Turkish Journal of Anaesthesiology & Reanimation

Approach to Perioperative Hypothermia by Anaesthesiology and Reanimation Specialist in Turkey: A Survey Investigation


Osmaniye Devlet Hastanesi, Anesteziyoloji ve Reanimasyon Kliniği, Osmaniye, Türkiye


Samsun Kadın Doğum ve Çocuk Hastalıkları Hastanesi, Anesteziyoloji ve Reanimasyon Kliniği, Samsun, Türkiye


Kahramanmaraş Sütçü İmam Üniversitesi Tıp Fakültesi, Anesteziyoloji ve Reanimasyon Anabilim Dalı, Kahramanmaraş, Türkiye


Dışkapı Yıldırım Beyazıt Eğitim ve Araştırma Hastanesi, Anesteziyoloji ve Reanimasyon Kliniği, Ankara, Türkiye

Turk J Anaesthesiol Reanim 2017; 45: 139-145
DOI: 10.5152/TJAR.2017.81567
Read: 399 Downloads: 324 Published: 23 September 2019

Objective: Our aim was to investigate the attitudes of anaesthesiologists working in Turkey on perioperative temperature monitoring.

Methods: The questionnaire comprised 25 questions. Data were obtained through the completion of the questionnaire by hand or via the web.

Results: Two hundred and four questionnaires were evaluated. Most physicians were working in government hospitals. We determined that 26% of physicians often use temperature monitoring and that physicians working in university hospitals monitor temperature significantly more often. The skin/axilla was the most preferred monitoring site; forced-air warming devices were the most common preferred heating systems. New-borns were the most commonly monitored group, and the Turkish Anaesthesiology and Reanimation Society guideline was the most commonly used reference. Physicians working in university or private hospitals were significantly more able to adjust the operating room temperature on demand.

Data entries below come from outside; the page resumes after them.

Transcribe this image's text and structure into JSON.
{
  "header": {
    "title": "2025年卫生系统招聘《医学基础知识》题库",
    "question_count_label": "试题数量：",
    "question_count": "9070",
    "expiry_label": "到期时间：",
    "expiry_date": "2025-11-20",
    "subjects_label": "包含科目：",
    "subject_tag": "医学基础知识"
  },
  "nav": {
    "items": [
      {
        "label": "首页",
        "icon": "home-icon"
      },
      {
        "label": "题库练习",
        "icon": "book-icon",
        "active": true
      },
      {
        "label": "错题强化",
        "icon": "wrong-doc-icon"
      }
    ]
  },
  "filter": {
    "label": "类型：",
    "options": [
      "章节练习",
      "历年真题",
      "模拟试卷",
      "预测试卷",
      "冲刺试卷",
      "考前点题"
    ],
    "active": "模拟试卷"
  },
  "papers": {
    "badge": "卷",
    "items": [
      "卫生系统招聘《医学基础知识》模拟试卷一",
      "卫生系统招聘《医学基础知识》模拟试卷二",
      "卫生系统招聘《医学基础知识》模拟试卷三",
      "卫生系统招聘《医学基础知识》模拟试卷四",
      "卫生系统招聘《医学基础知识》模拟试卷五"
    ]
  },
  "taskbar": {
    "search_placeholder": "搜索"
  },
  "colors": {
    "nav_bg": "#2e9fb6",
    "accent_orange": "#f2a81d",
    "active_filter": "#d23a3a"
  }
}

Conclusion: We observed that physicians adopt different practices to avoid perioperative hypothermia. Although they are aware of the effects of anaesthesia on hypothermia and the contribution of hypothermia to complications, this awareness was not enough for them to make temperature monitoring a routine practice. To make temperature monitoring a standard practice, we believe that more studies should be conducted and that this issue needs to be more frequently addressed in congresses, anaesthesia conferences and particularly in residency training clinics.